Partnership under pressure: shifts between stability and fragility in decentralised bargaining in Danish and Australian Manufacturing


Anna Ilsøe
, Andreas Pekarek og Ray Fells

The decentralisation of collective bargaining has been a major trend in many developed economies over recent decades. This downward shift in agreement-making has added a new dimension of volatility to the relationship between unions and employers, notwithstanding differences in the bargaining frameworks across countries. Seemingly durable and productive union-management relationships can deteriorate and collapse; difficult relationships can be constructively reformed. These phenomena are beginning to receive renewed attention in an emergent literature on decentralized agreement-making, but our understanding of the processes and dynamics of company-level bargaining is incomplete. This paper seeks to develop a better understanding of the factors that shape the trajectory of decentralized bargaining arrangements in practice, through a comparison of local union-management negotiations in Australia and Denmark.

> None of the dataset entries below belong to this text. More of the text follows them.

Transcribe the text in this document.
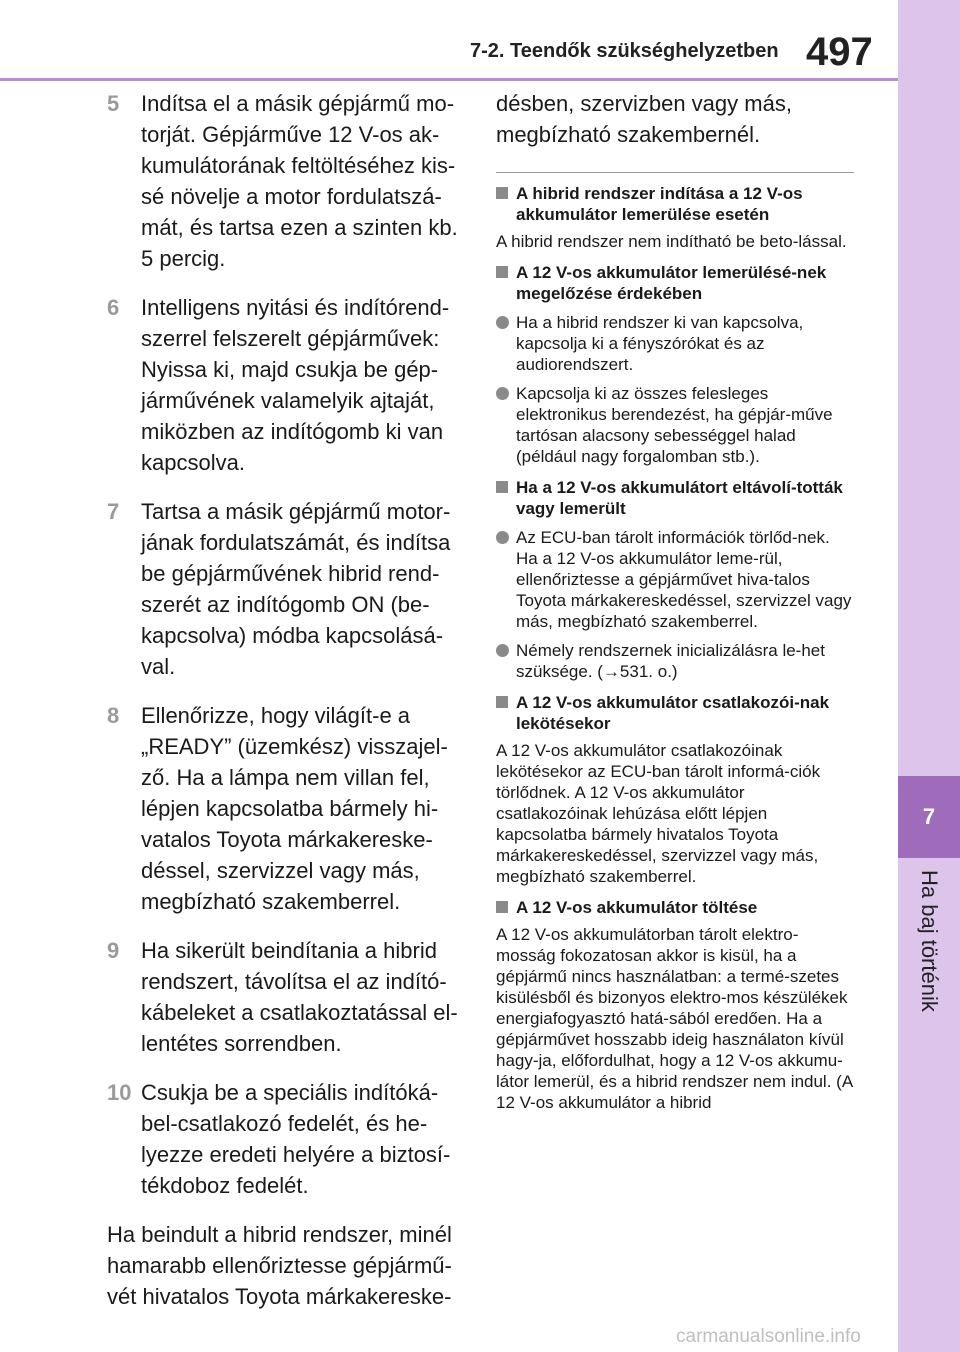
7-2. Teendők szükséghelyzetben 497
7
Ha baj történik
5 Indítsa el a másik gépjármű mo-torját. Gépjárműve 12 V-os ak-kumulátorának feltöltéséhez kis-sé növelje a motor fordulatszá-mát, és tartsa ezen a szinten kb. 5 percig.
6 Intelligens nyitási és indítórend-szerrel felszerelt gépjárművek: Nyissa ki, majd csukja be gép-járművének valamelyik ajtaját, miközben az indítógomb ki van kapcsolva.
7 Tartsa a másik gépjármű motor-jának fordulatszámát, és indítsa be gépjárművének hibrid rend-szerét az indítógomb ON (be-kapcsolva) módba kapcsolásá-val.
8 Ellenőrizze, hogy világít-e a „READY” (üzemkész) visszajel-ző. Ha a lámpa nem villan fel, lépjen kapcsolatba bármely hi-vatalos Toyota márkakereske-déssel, szervizzel vagy más, megbízható szakemberrel.
9 Ha sikerült beindítania a hibrid rendszert, távolítsa el az indító-kábeleket a csatlakoztatással el-lentétes sorrendben.
10 Csukja be a speciális indítóká-bel-csatlakozó fedelét, és he-lyezze eredeti helyére a biztosí-tékdoboz fedelét.
Ha beindult a hibrid rendszer, minél hamarabb ellenőriztesse gépjármű-vét hivatalos Toyota márkakereske-
désben, szervizben vagy más, megbízható szakembernél.
A hibrid rendszer indítása a 12 V-os akkumulátor lemerülése esetén
A hibrid rendszer nem indítható be beto-lással.
A 12 V-os akkumulátor lemerülésé-nek megelőzése érdekében
Ha a hibrid rendszer ki van kapcsolva, kapcsolja ki a fényszórókat és az audiorendszert.
Kapcsolja ki az összes felesleges elektronikus berendezést, ha gépjár-műve tartósan alacsony sebességgel halad (például nagy forgalomban stb.).
Ha a 12 V-os akkumulátort eltávolí-tották vagy lemerült
Az ECU-ban tárolt információk törlőd-nek. Ha a 12 V-os akkumulátor leme-rül, ellenőriztesse a gépjárművet hiva-talos Toyota márkakereskedéssel, szervizzel vagy más, megbízható szakemberrel.
Némely rendszernek inicializálásra le-het szüksége. (→531. o.)
A 12 V-os akkumulátor csatlakozói-nak lekötésekor
A 12 V-os akkumulátor csatlakozóinak lekötésekor az ECU-ban tárolt informá-ciók törlődnek. A 12 V-os akkumulátor csatlakozóinak lehúzása előtt lépjen kapcsolatba bármely hivatalos Toyota márkakereskedéssel, szervizzel vagy más, megbízható szakemberrel.
A 12 V-os akkumulátor töltése
A 12 V-os akkumulátorban tárolt elektro-mosság fokozatosan akkor is kisül, ha a gépjármű nincs használatban: a termé-szetes kisülésből és bizonyos elektro-mos készülékek energiafogyasztó hatá-sából eredően. Ha a gépjárművet hosszabb ideig használaton kívül hagy-ja, előfordulhat, hogy a 12 V-os akkumu-látor lemerül, és a hibrid rendszer nem indul. (A 12 V-os akkumulátor a hibrid
carmanualsonline.info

Our theoretical departure point is Walton et al.’s (1994) work on strategic union-management negotiations. In particular, we build on their ideas about the interactions and outcomes of negotiations to posit that collective bargaining relationships can be classified along a spectrum from fragility to stability. Our aim is to elaborate the factors which explain differences in the dynamics and outcomes of decentralized union-management negotiations.

Our analysis is empirically grounded in case studies of local union-management negotiations in Australia and Denmark. We selected countries with dissimilar frameworks for decentralized bargaining to assess the relative importance of institutional factors in shaping the nature of local union-management negotiations. In Australia, decentralized bargaining is highly regulated and provides the means by which workers can attain terms and conditions above the minima set out in industry-specific ‘awards’ determined by a government regulator. By contrast, decentralized bargaining in Denmark is far more voluntarist and serves to customize the provisions set out in sector-level collective agreements.

At the same time, we sought to control for other variables by matching our cases at the industry level. Specifically, we conducted two in-depth case studies of local union-management negotiations in closely matched Danish and Australian manufacturing firms. Our analysis is based on ‘process tracing methodology’ and draws on multiple interviews with the main negotiators from both the union and the management side throughout the 2014 collective bargaining round, as well as non-participant observation of negotiations.

We identify three key factors that are critical in shaping the quality of decentralized bargaining relationships at local level: the extent to which the parties attain their goals; the distribution of power between the parties; and the interpersonal dynamics (including trust and information exchange). However, the voluntarist regulatory frame work in Denmark appears to leave local negotiators with a larger room for manoeuvre to develop these factors compared to the legalistic regulatory frame work in Australia. Our findings have implications for both bargaining practice and public policy. In practical terms, the stability / fragility of bargaining relationships is likely to influence the viability of mutual gains bargaining and, more generally, the pursuit of union-management ‘partnerships’. At the public policy level, our findings suggest that differences between the institutional settings of national industrial relations systems may tend to push company-level bargaining towards either fragility or stability.